I may sound like a shill, but exponential growth and all. We are going to get near instant software from prompt, multiple ones and then choose the best one.
Discussions about choosing a library with the best syntactic sugar method naming is just as crazy as suggesting we type in assembly.
> We are going to get near instant software from prompt, multiple ones and then choose the best one.
If you extract the spec from first implementation and reimplement from scratch you get a free testing oracle. Where they diverge you send the agent to decide which one had a bug.
Anyone remember the old days when a new frontend framework came out every 3 months. That has pretty much stopped. No one cares anymore.
The exponential is leading to full compute-in-memory within a few years which will be 100 times more efficient. Which means at least 10 times larger models that are much smarter in addition to extremely fast.
It's going to skip the code entirely for small businesses and just render UIs straight from context data and prompts at interactive speeds. Kind of like Google's Genie does with games but much more accurately.
I'm not sure. Engineers could still develop software the old way, you know taking months to deliver something like, let's say, Obsidian? Or Ghostty? Taking care of every single line of code, of dependencies, of good architecture. Truly the old way. And if the product is good it will succeed.
> Discussions about choosing a library with the best syntactic sugar method naming is just as crazy as suggesting we type in assembly.
I have a more hopeful take. As AIs improve and get faster we can more quickly and iteratively improve code which we may have historically avoided due to the work involved.
I know i've made several refactors that would have otherwise been insane lifts. Not only because the work involved but because sometimes you don't know if it will work, and so you have a sort of double friction; you don't know if it will even succeed. With an AI you can just throw it at the refactor to see if it runs into a problem all while you're having a coffee break or w/e.
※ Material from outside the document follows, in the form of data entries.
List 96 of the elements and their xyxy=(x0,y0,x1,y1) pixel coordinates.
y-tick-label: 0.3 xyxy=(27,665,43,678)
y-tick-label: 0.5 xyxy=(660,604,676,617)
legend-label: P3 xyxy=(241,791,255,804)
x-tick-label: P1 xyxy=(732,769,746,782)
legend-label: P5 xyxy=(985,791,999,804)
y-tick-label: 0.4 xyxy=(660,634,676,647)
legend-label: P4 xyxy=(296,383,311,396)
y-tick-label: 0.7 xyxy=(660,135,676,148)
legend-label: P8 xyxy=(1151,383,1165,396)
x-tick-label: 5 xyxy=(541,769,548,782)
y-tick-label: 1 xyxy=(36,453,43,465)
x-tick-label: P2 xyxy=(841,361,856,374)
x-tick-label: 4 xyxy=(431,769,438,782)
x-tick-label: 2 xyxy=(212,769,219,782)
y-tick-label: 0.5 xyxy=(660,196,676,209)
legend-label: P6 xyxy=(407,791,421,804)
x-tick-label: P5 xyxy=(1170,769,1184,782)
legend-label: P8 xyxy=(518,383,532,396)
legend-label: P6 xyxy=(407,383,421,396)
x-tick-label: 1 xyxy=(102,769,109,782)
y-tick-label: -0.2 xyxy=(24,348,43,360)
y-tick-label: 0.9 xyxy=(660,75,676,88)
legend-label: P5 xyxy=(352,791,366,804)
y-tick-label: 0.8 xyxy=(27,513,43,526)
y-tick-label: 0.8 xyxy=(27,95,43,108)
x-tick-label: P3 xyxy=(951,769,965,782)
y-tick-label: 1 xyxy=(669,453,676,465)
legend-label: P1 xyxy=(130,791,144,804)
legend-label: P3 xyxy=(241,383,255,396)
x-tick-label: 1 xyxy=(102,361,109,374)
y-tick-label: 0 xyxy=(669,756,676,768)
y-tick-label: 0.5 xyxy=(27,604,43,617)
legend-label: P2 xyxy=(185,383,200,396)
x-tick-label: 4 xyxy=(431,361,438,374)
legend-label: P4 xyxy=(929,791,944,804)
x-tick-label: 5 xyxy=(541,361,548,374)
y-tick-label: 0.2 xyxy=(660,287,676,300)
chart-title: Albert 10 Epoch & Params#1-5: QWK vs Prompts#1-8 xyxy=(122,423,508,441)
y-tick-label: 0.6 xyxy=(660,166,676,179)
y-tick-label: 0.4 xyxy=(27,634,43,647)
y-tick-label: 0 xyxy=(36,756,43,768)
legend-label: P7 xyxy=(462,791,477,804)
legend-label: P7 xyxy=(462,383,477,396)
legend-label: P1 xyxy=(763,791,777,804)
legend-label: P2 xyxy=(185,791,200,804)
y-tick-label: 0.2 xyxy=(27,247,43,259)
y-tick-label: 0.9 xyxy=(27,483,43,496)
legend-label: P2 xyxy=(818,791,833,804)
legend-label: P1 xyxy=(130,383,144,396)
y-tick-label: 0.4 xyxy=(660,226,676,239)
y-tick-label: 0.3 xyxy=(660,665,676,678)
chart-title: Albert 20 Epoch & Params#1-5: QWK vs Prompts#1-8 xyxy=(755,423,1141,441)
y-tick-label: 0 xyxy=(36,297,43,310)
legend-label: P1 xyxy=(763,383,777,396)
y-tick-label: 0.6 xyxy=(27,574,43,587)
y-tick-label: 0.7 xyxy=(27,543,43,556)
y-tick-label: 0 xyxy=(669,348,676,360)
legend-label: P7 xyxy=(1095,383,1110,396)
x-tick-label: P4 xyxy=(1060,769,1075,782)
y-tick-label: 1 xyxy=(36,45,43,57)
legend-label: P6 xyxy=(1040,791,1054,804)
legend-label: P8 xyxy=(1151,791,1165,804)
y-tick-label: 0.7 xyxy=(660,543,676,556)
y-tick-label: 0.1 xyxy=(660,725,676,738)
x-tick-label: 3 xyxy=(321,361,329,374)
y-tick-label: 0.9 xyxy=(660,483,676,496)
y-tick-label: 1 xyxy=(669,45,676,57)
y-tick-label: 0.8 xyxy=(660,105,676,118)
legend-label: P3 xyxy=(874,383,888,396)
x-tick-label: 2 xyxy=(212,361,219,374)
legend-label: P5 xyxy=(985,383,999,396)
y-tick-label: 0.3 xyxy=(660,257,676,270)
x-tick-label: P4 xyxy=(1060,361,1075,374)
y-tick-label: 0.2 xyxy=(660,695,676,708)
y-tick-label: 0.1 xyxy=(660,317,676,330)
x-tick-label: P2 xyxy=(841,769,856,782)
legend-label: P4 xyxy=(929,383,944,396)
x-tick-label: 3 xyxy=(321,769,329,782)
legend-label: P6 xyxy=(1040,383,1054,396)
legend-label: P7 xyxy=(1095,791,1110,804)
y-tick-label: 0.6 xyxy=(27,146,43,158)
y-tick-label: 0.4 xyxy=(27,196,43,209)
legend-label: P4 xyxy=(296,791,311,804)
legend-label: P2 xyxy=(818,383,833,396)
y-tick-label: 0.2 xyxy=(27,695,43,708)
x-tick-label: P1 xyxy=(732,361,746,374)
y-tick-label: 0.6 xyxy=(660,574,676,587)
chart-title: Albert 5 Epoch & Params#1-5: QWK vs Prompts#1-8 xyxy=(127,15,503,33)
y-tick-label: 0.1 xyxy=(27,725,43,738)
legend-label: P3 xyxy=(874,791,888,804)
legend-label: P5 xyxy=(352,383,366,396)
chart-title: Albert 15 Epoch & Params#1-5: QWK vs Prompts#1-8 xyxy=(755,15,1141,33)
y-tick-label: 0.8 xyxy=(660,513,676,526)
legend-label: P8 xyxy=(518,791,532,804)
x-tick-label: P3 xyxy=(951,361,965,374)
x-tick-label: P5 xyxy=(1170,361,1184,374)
In general AI is going to enable humanity to be more extreme versions of itself. For good and bad. I suspect more bad than good, though.
Our bottleneck is going to be verification.
And they will all suck! I can't wait.
And how are you going to determine which is the best? Going through all the possible combinations of users and usage? So mostly it shifts the work from generation to validation.
The models might be so fast that they can autocomplete your prompt before you even finish it, and generate dozens of possible applications before you're even done asking.
You won't. Because 80% of the complexity is just "knowing what to build". You will get something that gives you a prototype in 1 min, then you break it, then you get a slightly better prototype one one side, but newly broken in another way, and you're going to repeat over and over.
Sounds like exponential growth of crappy software. I'm not saying that before we didn't have mass produced crap in SE, but now it will turn into explosive overflow.